The ParalympicsGB swimmers claimed a total of 7 medals and two world records on the opening day of competition at the Rio 2016 Paralympic Games, including two gold.
It was double success for ParalympicsGB in the women’s 100m backstroke S14 as Bethany Firth defended her Paralympic title ahead of teammate Jessica-Jane Applegate in third.
County Down's Firth lowered the world record she had set in the day’s earlier heats to touch the wall first in 1:04.05.
Firth said: “I’m so chuffed about that, I could not have done it without the support back home, they’ve all been behind me. It’s not just my medal, it’s theirs as well.
“I’m quite a determined person, after breaking my wrist last year I had to come and watch the girls compete and that was hard to watch.
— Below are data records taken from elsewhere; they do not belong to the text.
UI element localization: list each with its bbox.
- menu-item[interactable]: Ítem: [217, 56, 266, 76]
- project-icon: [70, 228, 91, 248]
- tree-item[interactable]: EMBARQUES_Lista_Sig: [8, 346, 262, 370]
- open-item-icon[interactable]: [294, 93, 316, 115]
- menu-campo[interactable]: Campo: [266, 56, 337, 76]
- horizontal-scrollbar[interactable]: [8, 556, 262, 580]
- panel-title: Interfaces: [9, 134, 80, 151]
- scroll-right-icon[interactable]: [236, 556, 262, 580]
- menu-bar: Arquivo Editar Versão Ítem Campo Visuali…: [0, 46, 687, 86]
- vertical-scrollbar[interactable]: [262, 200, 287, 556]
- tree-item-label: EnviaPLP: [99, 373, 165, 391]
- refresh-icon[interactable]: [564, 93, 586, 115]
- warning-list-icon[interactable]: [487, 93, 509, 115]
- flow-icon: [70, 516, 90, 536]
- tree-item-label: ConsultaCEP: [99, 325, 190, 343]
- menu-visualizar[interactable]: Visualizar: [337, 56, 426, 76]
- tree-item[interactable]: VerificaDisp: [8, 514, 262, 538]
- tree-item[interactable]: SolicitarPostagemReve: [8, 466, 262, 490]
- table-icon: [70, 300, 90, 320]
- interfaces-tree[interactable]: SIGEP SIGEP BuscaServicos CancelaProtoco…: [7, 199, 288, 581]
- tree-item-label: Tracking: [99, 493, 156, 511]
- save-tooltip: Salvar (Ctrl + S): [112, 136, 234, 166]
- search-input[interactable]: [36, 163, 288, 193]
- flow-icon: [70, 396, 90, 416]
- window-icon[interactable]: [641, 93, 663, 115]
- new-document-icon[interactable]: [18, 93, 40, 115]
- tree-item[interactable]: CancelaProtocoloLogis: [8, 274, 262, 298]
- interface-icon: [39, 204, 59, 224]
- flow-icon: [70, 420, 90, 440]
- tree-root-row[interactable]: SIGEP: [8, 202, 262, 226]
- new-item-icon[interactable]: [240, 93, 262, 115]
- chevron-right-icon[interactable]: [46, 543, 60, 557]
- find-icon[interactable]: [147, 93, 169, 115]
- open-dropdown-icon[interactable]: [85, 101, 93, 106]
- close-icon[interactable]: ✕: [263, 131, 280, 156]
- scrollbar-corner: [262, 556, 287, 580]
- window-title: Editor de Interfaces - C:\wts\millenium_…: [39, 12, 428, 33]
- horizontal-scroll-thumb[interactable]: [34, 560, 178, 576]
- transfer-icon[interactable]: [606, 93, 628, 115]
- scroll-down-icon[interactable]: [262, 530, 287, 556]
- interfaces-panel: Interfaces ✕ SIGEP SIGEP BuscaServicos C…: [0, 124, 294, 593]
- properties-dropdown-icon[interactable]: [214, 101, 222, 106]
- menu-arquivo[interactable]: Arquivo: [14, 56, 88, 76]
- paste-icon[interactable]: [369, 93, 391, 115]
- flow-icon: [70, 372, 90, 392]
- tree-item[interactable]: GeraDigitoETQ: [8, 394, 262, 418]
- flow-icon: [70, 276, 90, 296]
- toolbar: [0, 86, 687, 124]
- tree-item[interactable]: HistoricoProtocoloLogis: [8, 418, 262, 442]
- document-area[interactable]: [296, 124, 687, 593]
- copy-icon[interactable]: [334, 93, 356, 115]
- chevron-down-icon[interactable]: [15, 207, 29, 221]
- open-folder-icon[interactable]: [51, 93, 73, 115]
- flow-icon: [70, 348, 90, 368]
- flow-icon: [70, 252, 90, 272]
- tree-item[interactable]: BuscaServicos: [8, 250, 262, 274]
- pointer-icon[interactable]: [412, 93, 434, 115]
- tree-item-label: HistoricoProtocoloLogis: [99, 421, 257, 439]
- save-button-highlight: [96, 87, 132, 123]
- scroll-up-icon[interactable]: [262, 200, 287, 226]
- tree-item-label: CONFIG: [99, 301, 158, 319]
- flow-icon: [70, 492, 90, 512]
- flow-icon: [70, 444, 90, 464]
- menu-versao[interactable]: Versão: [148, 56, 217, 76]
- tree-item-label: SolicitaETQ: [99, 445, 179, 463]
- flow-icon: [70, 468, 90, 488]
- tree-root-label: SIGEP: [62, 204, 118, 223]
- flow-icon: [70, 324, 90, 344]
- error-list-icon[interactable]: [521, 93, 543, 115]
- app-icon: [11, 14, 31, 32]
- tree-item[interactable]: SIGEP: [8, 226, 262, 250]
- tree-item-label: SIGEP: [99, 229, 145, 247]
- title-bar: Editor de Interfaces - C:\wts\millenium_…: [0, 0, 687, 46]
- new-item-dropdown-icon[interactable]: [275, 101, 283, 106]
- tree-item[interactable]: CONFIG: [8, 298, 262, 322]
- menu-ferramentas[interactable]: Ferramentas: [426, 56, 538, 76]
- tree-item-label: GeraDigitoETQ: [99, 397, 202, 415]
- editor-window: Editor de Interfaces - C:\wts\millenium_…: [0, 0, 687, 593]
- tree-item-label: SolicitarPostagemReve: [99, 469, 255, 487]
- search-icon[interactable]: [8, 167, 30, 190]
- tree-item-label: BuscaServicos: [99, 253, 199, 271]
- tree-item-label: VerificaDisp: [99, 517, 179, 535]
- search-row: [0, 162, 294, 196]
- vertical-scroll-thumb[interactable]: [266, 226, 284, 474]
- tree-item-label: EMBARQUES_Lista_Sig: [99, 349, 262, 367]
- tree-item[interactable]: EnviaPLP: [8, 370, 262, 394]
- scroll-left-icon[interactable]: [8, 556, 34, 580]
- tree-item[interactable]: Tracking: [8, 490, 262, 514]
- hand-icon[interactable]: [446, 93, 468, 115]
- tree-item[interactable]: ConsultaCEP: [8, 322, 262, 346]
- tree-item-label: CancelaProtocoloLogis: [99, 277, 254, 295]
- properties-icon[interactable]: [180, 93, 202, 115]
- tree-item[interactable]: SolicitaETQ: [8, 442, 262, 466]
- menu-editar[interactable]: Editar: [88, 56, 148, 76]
But you can do whatever you put your mind to and I came back.“We have a great team here and we’re all pushing each other on, we’ve already got two gold medals and I’m sure there’s more to come.”
Great Yarmouth's Applegate was third in 1:08.67 with Dutch swimmer Marlou van der Kulk splitting the British duo in second.
Earlier in the evening Ollie Hynd won the men’s 400m freestyle S8 final to clinch ParalympicsGB’s first swimming gold of Rio 2016.
Hynd lowered his own world record to touch home first in 4:21.89 and upgrade on the silver he won in London 2012.
Nova Centurion swimmer Hynd said: “I don’t think there has been a day where I have not thought about London and how disappointed I was not to get the gold so it makes it all worth it now.
“I’m so happy with the time, I wanted to go under 4:20 if I’m honest but a world record, I’m happy with that.“I’ve worked so hard for that, I can’t wait to get on the podium and get my medal.”
Harriet Lee finished second in the 100m breaststroke SB9 final, one place better than the bronze she won at London 2012 to claim the silver medal.
Lee came home in a time of 1:16.87 to finish just over a second behind the Netherlands’ Lisa Kruger.
She said: “I just wanted to get out there. The last four years have been a struggle so to get down to this point and swim that time in that race, I feel so happy.“I have such amazing support back home and Team Lee have been phenomenal. It is not just me, there is a network behind me that have dragged me through some difficult times so it is great to be able to share it with them.”
Stephanie Millward swam her way to a bronze medal in the 400m freestyle S8. Millward, who trains in Manchester, touched the wall third in 4:49.49 behind Australia’s Lakeisha Patterson who won in a world record time of 4:40.33.
The bronze represents Millward’s sixth Paralympic medal after four silvers and a bronze at London 2012.
She said: "Everyone is swimming really well in a really fast pool."It's been exciting because I've got a whole new set of competitors. I've got a few more races and I'm really excited for them."
Andrew Mullen of took to the pool in the final of the men's 200m freestyle S5 and improved on his London 2012 finishing position and claimed a bronze medal in a time of 2:40.65, behind the host nation's Daniel Dias who took gold and Roy Perkins of the USA
Jonathan Fox claimed the third Paralympics medal of his career as he finished second in the men’s 100m backstroke S7 final.
The reigning champion touched the wall in 1:10.78, narrowly behind Ukraine’s Yevheniy Bohodayko who won gold after a tight race to turn the tables on his rival from four years ago.
St Stephens' Fox, who will also be going in the 50m, 100m and 400m freestyle S7 events in Rio said:
“I’m disappointed, I’m shocked but it’s racing, you win and you lose. Unfortunately he beat me today. I just felt the last 25m get the better of me.